以前から一度聴いてみたいと思っていた、マリア・ジョアン・ピリス。
気づけば、今年で来日公演が最後だというので、逃してなるものか!と
チケットを取って4月12日の公演を聴きにいきました。
このコンサートも、示し合せたわけでもないのに、同じ日のチケットを
両親がとっていました。(親子だけにタイミングが似るのでしょうか)
この日は、オール・ベートーヴェンプログラムで、ピアノソナタ第8番「悲愴」、第17番「テンペスト」、第32番と、ちょうどベートーヴェンのピアノソナタの初期・中期・後期をカバーする内容。
特に「悲愴」と「テンペスト」は、ベートーヴェンの作品なのに、どこかとても柔らかくやさしい雰囲気。
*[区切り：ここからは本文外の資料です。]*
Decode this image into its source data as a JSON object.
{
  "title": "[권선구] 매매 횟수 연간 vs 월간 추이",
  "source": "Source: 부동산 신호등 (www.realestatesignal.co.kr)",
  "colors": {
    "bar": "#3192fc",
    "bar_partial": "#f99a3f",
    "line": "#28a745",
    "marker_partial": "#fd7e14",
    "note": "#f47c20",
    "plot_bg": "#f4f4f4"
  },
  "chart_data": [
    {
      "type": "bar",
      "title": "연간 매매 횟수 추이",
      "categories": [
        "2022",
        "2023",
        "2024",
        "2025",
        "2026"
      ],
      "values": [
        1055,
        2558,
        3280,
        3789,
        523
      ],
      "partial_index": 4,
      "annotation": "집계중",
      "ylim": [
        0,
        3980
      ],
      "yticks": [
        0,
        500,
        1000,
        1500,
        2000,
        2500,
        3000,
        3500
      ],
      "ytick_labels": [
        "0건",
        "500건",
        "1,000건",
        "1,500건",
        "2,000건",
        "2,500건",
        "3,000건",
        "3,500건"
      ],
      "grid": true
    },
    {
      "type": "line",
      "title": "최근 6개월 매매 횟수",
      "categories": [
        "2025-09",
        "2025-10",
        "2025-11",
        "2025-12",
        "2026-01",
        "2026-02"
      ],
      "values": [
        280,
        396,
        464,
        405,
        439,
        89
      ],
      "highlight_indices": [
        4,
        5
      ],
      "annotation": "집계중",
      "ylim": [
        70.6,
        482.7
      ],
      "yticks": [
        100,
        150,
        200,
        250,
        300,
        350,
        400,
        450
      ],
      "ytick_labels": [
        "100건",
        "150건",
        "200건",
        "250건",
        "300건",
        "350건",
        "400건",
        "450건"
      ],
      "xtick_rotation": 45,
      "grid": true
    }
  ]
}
ピリスさんがピアノを、そしてベートーヴェンをいつくしむような気持ちが
伝わってきました。
最後のピアノソナタである第32番は、ベートーヴェンのピアノソナタの集大成でもあり、
ピリスさんの今回の集大成でもあるのか、全身の力を込めた迫力ある演奏でした。
アンコールもベートーヴェンで、「6つのバガデル」から第5曲を演奏。
とても純粋で素朴なかわいらしいベートーヴェンでした。
こんなにステキな演奏をされるのなら、もっと生演奏聴いておけばよかった!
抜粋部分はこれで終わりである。